Each chapter contains an essay in English, a selection of readings in Japanese, comprehensive vocabulary lists, discussion questions, and a list of sources and additional readings.

Pitched at Intermediate to Advanced and B1-C1 level, this reader is not simply a language textbook; it offers students a chance to learn and think in depth about Japan as they build confidence in reading real-world Japanese texts.

Table of Contents

Chapter 1 日本史:朝家と武家 - Japanese history: the imperial family and warriors | Chapter 2 教育と近代日本の発展 - Education: The emergence of Japran's modern education system | Chapter 3 日本語いろいろ:和製語と方言について - Japanese language: waseigo and dialects | Chapter 4 ジェンダー について - Gender issues in Japan | Chapter 5 笑いとは - Humour in Japan | Chapter 6 日本人であることとエスニシティ - Japanese-ness and Ethnicity | Chapter 7 東アジアの地政学 - Japan and the geopoliticas of Northeast Asia

About the Authors

Teresa Castelvetere has a background in Japanese history and has taught Japanese in Australia, the United Kingdom and the United States. She currently works as a freelance translator and proof reader.

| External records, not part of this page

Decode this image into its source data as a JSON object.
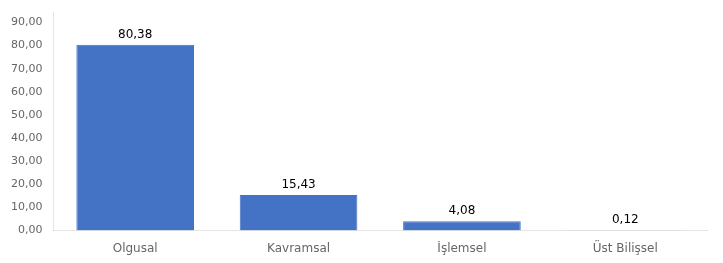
{
  "chart_data": {
    "type": "bar",
    "categories": [
      "Olgusal",
      "Kavramsal",
      "İşlemsel",
      "Üst Bilişsel"
    ],
    "values": [
      80.38,
      15.43,
      4.08,
      0.12
    ],
    "value_labels": [
      "80,38",
      "15,43",
      "4,08",
      "0,12"
    ],
    "data_labels": true,
    "color": "#4472C4",
    "ylim": [
      0,
      94.5
    ],
    "yticks": [
      {
        "value": 0.0,
        "label": "0,00"
      },
      {
        "value": 10.0,
        "label": "10,00"
      },
      {
        "value": 20.0,
        "label": "20,00"
      },
      {
        "value": 30.0,
        "label": "30,00"
      },
      {
        "value": 40.0,
        "label": "40,00"
      },
      {
        "value": 50.0,
        "label": "50,00"
      },
      {
        "value": 60.0,
        "label": "60,00"
      },
      {
        "value": 70.0,
        "label": "70,00"
      },
      {
        "value": 80.0,
        "label": "80,00"
      },
      {
        "value": 90.0,
        "label": "90,00"
      }
    ],
    "grid": false
  }
}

Some of the titles that she has translated for Trans Pacific Press include Japan’s Ultra-Right by Naoto Higuchi, Japan’s Underclass by Aoki Hideo and Others in Japanese Agriculture by Yasuoka Kenichi.

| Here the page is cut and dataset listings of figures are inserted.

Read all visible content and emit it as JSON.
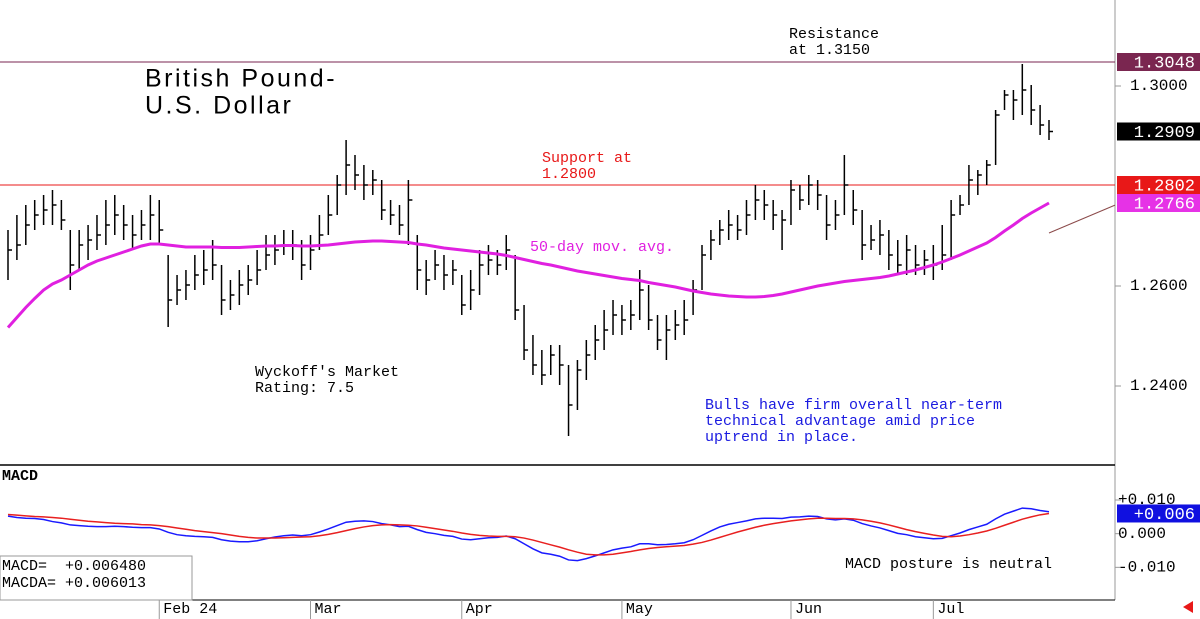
{
  "chart_data": [
    {
      "type": "ohlc",
      "title": [
        "British Pound-",
        "U.S. Dollar"
      ],
      "categories": [
        null,
        null,
        null,
        null,
        null,
        null,
        null,
        null,
        null,
        null,
        null,
        null,
        null,
        null,
        null,
        null,
        null,
        "Feb 24",
        null,
        null,
        null,
        null,
        null,
        null,
        null,
        null,
        null,
        null,
        null,
        null,
        null,
        null,
        null,
        null,
        "Mar",
        null,
        null,
        null,
        null,
        null,
        null,
        null,
        null,
        null,
        null,
        null,
        null,
        null,
        null,
        null,
        null,
        "Apr",
        null,
        null,
        null,
        null,
        null,
        null,
        null,
        null,
        null,
        null,
        null,
        null,
        null,
        null,
        null,
        null,
        null,
        "May",
        null,
        null,
        null,
        null,
        null,
        null,
        null,
        null,
        null,
        null,
        null,
        null,
        null,
        null,
        null,
        null,
        null,
        null,
        "Jun",
        null,
        null,
        null,
        null,
        null,
        null,
        null,
        null,
        null,
        null,
        null,
        null,
        null,
        null,
        null,
        "Jul",
        null,
        null,
        null,
        null,
        null,
        null,
        null,
        null,
        null,
        null,
        null,
        null,
        null
      ],
      "high": [
        1.2712,
        1.2742,
        1.2762,
        1.2772,
        1.2782,
        1.2792,
        1.2772,
        1.2712,
        1.2712,
        1.2722,
        1.2742,
        1.2772,
        1.2782,
        1.2762,
        1.2742,
        1.2752,
        1.2782,
        1.2772,
        1.2662,
        1.2622,
        1.2632,
        1.2662,
        1.2672,
        1.2692,
        1.2642,
        1.2612,
        1.2632,
        1.2642,
        1.2672,
        1.2702,
        1.2702,
        1.2712,
        1.2712,
        1.2692,
        1.2702,
        1.2742,
        1.2782,
        1.2822,
        1.2892,
        1.2862,
        1.2842,
        1.2832,
        1.2812,
        1.2772,
        1.2762,
        1.2812,
        1.2702,
        1.2652,
        1.2672,
        1.2662,
        1.2652,
        1.2622,
        1.2632,
        1.2672,
        1.2682,
        1.2672,
        1.2702,
        1.2662,
        1.2562,
        1.2502,
        1.2472,
        1.2482,
        1.2482,
        1.2442,
        1.2452,
        1.2492,
        1.2522,
        1.2552,
        1.2572,
        1.2562,
        1.2572,
        1.2632,
        1.2602,
        1.2542,
        1.2542,
        1.2552,
        1.2572,
        1.2612,
        1.2682,
        1.2712,
        1.2732,
        1.2752,
        1.2742,
        1.2772,
        1.2802,
        1.2792,
        1.2772,
        1.2752,
        1.2812,
        1.2802,
        1.2822,
        1.2812,
        1.2782,
        1.2772,
        1.2862,
        1.2792,
        1.2752,
        1.2722,
        1.2732,
        1.2712,
        1.2692,
        1.2702,
        1.2682,
        1.2672,
        1.2682,
        1.2722,
        1.2772,
        1.2782,
        1.2842,
        1.2832,
        1.2852,
        1.2952,
        1.2992,
        1.2992,
        1.3044,
        1.3002,
        1.2962,
        1.2932
      ],
      "low": [
        1.2612,
        1.2652,
        1.2682,
        1.2712,
        1.2722,
        1.2722,
        1.2712,
        1.2592,
        1.2632,
        1.2652,
        1.2672,
        1.2682,
        1.2702,
        1.2692,
        1.2672,
        1.2692,
        1.2692,
        1.2682,
        1.2518,
        1.2562,
        1.2572,
        1.2592,
        1.2602,
        1.2612,
        1.2542,
        1.2552,
        1.2562,
        1.2582,
        1.2602,
        1.2632,
        1.2642,
        1.2662,
        1.2652,
        1.2612,
        1.2632,
        1.2672,
        1.2702,
        1.2742,
        1.2782,
        1.2792,
        1.2772,
        1.2782,
        1.2732,
        1.2722,
        1.2702,
        1.2682,
        1.2592,
        1.2582,
        1.2612,
        1.2592,
        1.2602,
        1.2542,
        1.2552,
        1.2582,
        1.2622,
        1.2622,
        1.2632,
        1.2532,
        1.2452,
        1.2422,
        1.2402,
        1.2422,
        1.2402,
        1.23,
        1.2352,
        1.2412,
        1.2452,
        1.2472,
        1.2502,
        1.2502,
        1.2512,
        1.2532,
        1.2512,
        1.2472,
        1.2452,
        1.2492,
        1.2502,
        1.2542,
        1.2592,
        1.2652,
        1.2682,
        1.2692,
        1.2692,
        1.2702,
        1.2732,
        1.2732,
        1.2712,
        1.2672,
        1.2722,
        1.2752,
        1.2762,
        1.2752,
        1.2692,
        1.2712,
        1.2742,
        1.2722,
        1.2652,
        1.2672,
        1.2662,
        1.2632,
        1.2622,
        1.2622,
        1.2622,
        1.2622,
        1.2612,
        1.2632,
        1.2652,
        1.2742,
        1.2762,
        1.2782,
        1.2802,
        1.2842,
        1.2952,
        1.2932,
        1.2942,
        1.2922,
        1.2902,
        1.2892
      ],
      "close": [
        1.2672,
        1.2682,
        1.2722,
        1.2742,
        1.2752,
        1.2762,
        1.2732,
        1.2642,
        1.2682,
        1.2692,
        1.2702,
        1.2722,
        1.2742,
        1.2722,
        1.2702,
        1.2722,
        1.2742,
        1.2712,
        1.2572,
        1.2592,
        1.2602,
        1.2622,
        1.2632,
        1.2642,
        1.2572,
        1.2582,
        1.2602,
        1.2612,
        1.2632,
        1.2662,
        1.2672,
        1.2682,
        1.2682,
        1.2642,
        1.2672,
        1.2702,
        1.2742,
        1.2802,
        1.2842,
        1.2822,
        1.2802,
        1.2812,
        1.2752,
        1.2742,
        1.2722,
        1.2772,
        1.2632,
        1.2612,
        1.2642,
        1.2622,
        1.2632,
        1.2562,
        1.2592,
        1.2642,
        1.2652,
        1.2642,
        1.2672,
        1.2552,
        1.2472,
        1.2442,
        1.2422,
        1.2462,
        1.2442,
        1.2362,
        1.2432,
        1.2462,
        1.2492,
        1.2512,
        1.2542,
        1.2532,
        1.2542,
        1.2592,
        1.2532,
        1.2492,
        1.2512,
        1.2522,
        1.2532,
        1.2592,
        1.2662,
        1.2692,
        1.2712,
        1.2722,
        1.2712,
        1.2742,
        1.2772,
        1.2762,
        1.2742,
        1.2732,
        1.2792,
        1.2772,
        1.2802,
        1.2782,
        1.2722,
        1.2742,
        1.2802,
        1.2752,
        1.2682,
        1.2692,
        1.2702,
        1.2662,
        1.2642,
        1.2672,
        1.2642,
        1.2652,
        1.2642,
        1.2662,
        1.2742,
        1.2762,
        1.2812,
        1.2822,
        1.2842,
        1.2942,
        1.2982,
        1.2972,
        1.2992,
        1.2952,
        1.2922,
        1.2909
      ],
      "color": "#000000",
      "series": [
        {
          "name": "50-day mov. avg.",
          "color": "#e020e0",
          "values": [
            1.2517,
            1.2537,
            1.2557,
            1.2575,
            1.2592,
            1.2604,
            1.2612,
            1.2622,
            1.2632,
            1.2642,
            1.265,
            1.2656,
            1.2662,
            1.2668,
            1.2674,
            1.268,
            1.2684,
            1.2684,
            1.2682,
            1.268,
            1.2678,
            1.2678,
            1.2678,
            1.2678,
            1.2677,
            1.2677,
            1.2677,
            1.2678,
            1.2679,
            1.268,
            1.268,
            1.2681,
            1.2681,
            1.268,
            1.268,
            1.2681,
            1.2682,
            1.2684,
            1.2686,
            1.2688,
            1.2689,
            1.269,
            1.269,
            1.2689,
            1.2688,
            1.2687,
            1.2684,
            1.2682,
            1.2679,
            1.2676,
            1.2674,
            1.2672,
            1.267,
            1.2668,
            1.2666,
            1.2664,
            1.2661,
            1.2657,
            1.2653,
            1.2649,
            1.2645,
            1.2642,
            1.2638,
            1.2634,
            1.263,
            1.2627,
            1.2624,
            1.2621,
            1.2618,
            1.2615,
            1.2613,
            1.2611,
            1.2607,
            1.2604,
            1.2601,
            1.2598,
            1.2594,
            1.259,
            1.2587,
            1.2584,
            1.2582,
            1.258,
            1.2579,
            1.2578,
            1.2578,
            1.2579,
            1.2581,
            1.2584,
            1.2588,
            1.2592,
            1.2596,
            1.26,
            1.2603,
            1.2606,
            1.2609,
            1.2611,
            1.2613,
            1.2615,
            1.2617,
            1.262,
            1.2624,
            1.2628,
            1.2632,
            1.2637,
            1.2642,
            1.2648,
            1.2655,
            1.2662,
            1.267,
            1.2678,
            1.2686,
            1.2697,
            1.271,
            1.2722,
            1.2735,
            1.2746,
            1.2756,
            1.2766
          ]
        },
        {
          "color": "#8b4a4a",
          "extend_right": true,
          "values": [
            null,
            null,
            null,
            null,
            null,
            null,
            null,
            null,
            null,
            null,
            null,
            null,
            null,
            null,
            null,
            null,
            null,
            null,
            null,
            null,
            null,
            null,
            null,
            null,
            null,
            null,
            null,
            null,
            null,
            null,
            null,
            null,
            null,
            null,
            null,
            null,
            null,
            null,
            null,
            null,
            null,
            null,
            null,
            null,
            null,
            null,
            null,
            null,
            null,
            null,
            null,
            null,
            null,
            null,
            null,
            null,
            null,
            null,
            null,
            null,
            null,
            null,
            null,
            1.23,
            null,
            null,
            null,
            null,
            null,
            null,
            null,
            null,
            null,
            null,
            null,
            null,
            null,
            null,
            null,
            null,
            null,
            null,
            null,
            null,
            null,
            null,
            null,
            null,
            null,
            null,
            null,
            null,
            null,
            null,
            null,
            null,
            null,
            null,
            null,
            null,
            null,
            null,
            null,
            null,
            null,
            null,
            null,
            null,
            null,
            null,
            null,
            null,
            null,
            null,
            null,
            null,
            null,
            1.2706
          ]
        }
      ],
      "ylim": [
        1.2242,
        1.3172
      ],
      "yticks": [
        {
          "value": 1.3,
          "label": "1.3000"
        },
        {
          "value": 1.26,
          "label": "1.2600"
        },
        {
          "value": 1.24,
          "label": "1.2400"
        }
      ],
      "price_tags": [
        {
          "value": 1.3048,
          "label": "1.3048",
          "color": "#7a2650",
          "line": true
        },
        {
          "value": 1.2909,
          "label": "1.2909",
          "color": "#000000"
        },
        {
          "value": 1.2802,
          "label": "1.2802",
          "color": "#e81818",
          "line": true
        },
        {
          "value": 1.2766,
          "label": "1.2766",
          "color": "#e632e6"
        }
      ],
      "annotations": [
        {
          "lines": [
            "Resistance",
            "at 1.3150"
          ],
          "color": "#000000"
        },
        {
          "lines": [
            "Support at",
            "1.2800"
          ],
          "color": "#e81818"
        },
        {
          "lines": [
            "Wyckoff's Market",
            "Rating: 7.5"
          ],
          "color": "#000000"
        },
        {
          "lines": [
            "Bulls have firm overall near-term",
            "technical advantage amid price",
            "uptrend in place."
          ],
          "color": "#1a1ae0"
        }
      ]
    },
    {
      "type": "line",
      "title": "MACD",
      "series": [
        {
          "color": "#1a1aff",
          "values": [
            0.0052,
            0.0048,
            0.0046,
            0.0045,
            0.0042,
            0.0036,
            0.0032,
            0.0026,
            0.0024,
            0.0022,
            0.0021,
            0.0021,
            0.0022,
            0.0021,
            0.0019,
            0.0018,
            0.0018,
            0.0014,
            0.0004,
            -0.0003,
            -0.0006,
            -0.0008,
            -0.0009,
            -0.0011,
            -0.0018,
            -0.0022,
            -0.0024,
            -0.0024,
            -0.0021,
            -0.0015,
            -0.001,
            -0.0006,
            -0.0004,
            -0.0006,
            -0.0003,
            0.0005,
            0.0014,
            0.0024,
            0.0034,
            0.0037,
            0.0038,
            0.0036,
            0.003,
            0.0026,
            0.0021,
            0.0022,
            0.0012,
            0.0004,
            0.0,
            -0.0005,
            -0.0008,
            -0.0016,
            -0.0018,
            -0.0015,
            -0.0012,
            -0.0011,
            -0.0007,
            -0.0015,
            -0.003,
            -0.0045,
            -0.0057,
            -0.0061,
            -0.0067,
            -0.0078,
            -0.008,
            -0.0074,
            -0.0066,
            -0.0057,
            -0.0048,
            -0.0043,
            -0.0039,
            -0.003,
            -0.003,
            -0.0033,
            -0.0032,
            -0.003,
            -0.0027,
            -0.0018,
            -0.0005,
            0.0008,
            0.002,
            0.0028,
            0.0033,
            0.0038,
            0.0044,
            0.0046,
            0.0046,
            0.0045,
            0.0049,
            0.005,
            0.0052,
            0.0051,
            0.0044,
            0.0041,
            0.0044,
            0.004,
            0.003,
            0.0023,
            0.0017,
            0.0009,
            0.0001,
            -0.0003,
            -0.0009,
            -0.0012,
            -0.0015,
            -0.0014,
            -0.0006,
            0.0002,
            0.0012,
            0.002,
            0.0028,
            0.0044,
            0.0058,
            0.0067,
            0.0076,
            0.0074,
            0.0069,
            0.0065
          ]
        },
        {
          "color": "#e82020",
          "values": [
            0.0057,
            0.0055,
            0.0053,
            0.0051,
            0.005,
            0.0048,
            0.0046,
            0.0043,
            0.004,
            0.0037,
            0.0035,
            0.0033,
            0.0031,
            0.003,
            0.0029,
            0.0027,
            0.0026,
            0.0024,
            0.0021,
            0.0017,
            0.0013,
            0.0009,
            0.0006,
            0.0003,
            0.0,
            -0.0004,
            -0.0008,
            -0.0011,
            -0.0013,
            -0.0013,
            -0.0013,
            -0.0012,
            -0.0011,
            -0.001,
            -0.0009,
            -0.0006,
            -0.0002,
            0.0003,
            0.0009,
            0.0015,
            0.002,
            0.0024,
            0.0026,
            0.0027,
            0.0026,
            0.0025,
            0.0023,
            0.0019,
            0.0015,
            0.0011,
            0.0007,
            0.0002,
            -0.0002,
            -0.0005,
            -0.0007,
            -0.0008,
            -0.0008,
            -0.0009,
            -0.0013,
            -0.0019,
            -0.0026,
            -0.0033,
            -0.004,
            -0.0048,
            -0.0055,
            -0.0061,
            -0.0063,
            -0.0063,
            -0.0061,
            -0.0057,
            -0.0053,
            -0.0048,
            -0.0044,
            -0.0041,
            -0.0039,
            -0.0037,
            -0.0035,
            -0.0031,
            -0.0026,
            -0.0019,
            -0.0011,
            -0.0003,
            0.0005,
            0.0012,
            0.0019,
            0.0025,
            0.003,
            0.0034,
            0.0038,
            0.0041,
            0.0044,
            0.0046,
            0.0046,
            0.0045,
            0.0045,
            0.0044,
            0.0041,
            0.0037,
            0.0032,
            0.0026,
            0.0019,
            0.0012,
            0.0006,
            0.0001,
            -0.0004,
            -0.0008,
            -0.0009,
            -0.0007,
            -0.0003,
            0.0002,
            0.0008,
            0.0016,
            0.0025,
            0.0034,
            0.0043,
            0.005,
            0.0056,
            0.006
          ]
        }
      ],
      "ylim": [
        -0.0197,
        0.0204
      ],
      "yticks": [
        {
          "value": 0.01,
          "label": "+0.010"
        },
        {
          "value": 0,
          "label": "0.000"
        },
        {
          "value": -0.01,
          "label": "-0.010"
        }
      ],
      "price_tags": [
        {
          "value": 0.006,
          "label": "+0.006",
          "color": "#1010e0"
        }
      ],
      "readout": [
        "MACD=  +0.006480",
        "MACDA= +0.006013"
      ],
      "annotations": [
        {
          "lines": [
            "MACD posture is neutral"
          ],
          "color": "#000000"
        }
      ]
    }
  ]
}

Lidia Tanaka is currently an Honorary Associate, in the Department of Languages and Linguistics at La Trobe University, where she taught in the Japanese program for more than twenty years. She is author of Gender, Language and Culture: A study of Japanese Television Interview Discourse (2004) and Japanese Questions (2015). Her research interests include language and gender, and language in communicative interactions such as radio programs, television interviews, parliamentary sittings, and dyadic interactions. She is currently working on a collaborative project based on ethnographic interview data that looks at language changes in working class women’s speech in the Kobe area from 1989 to 2019.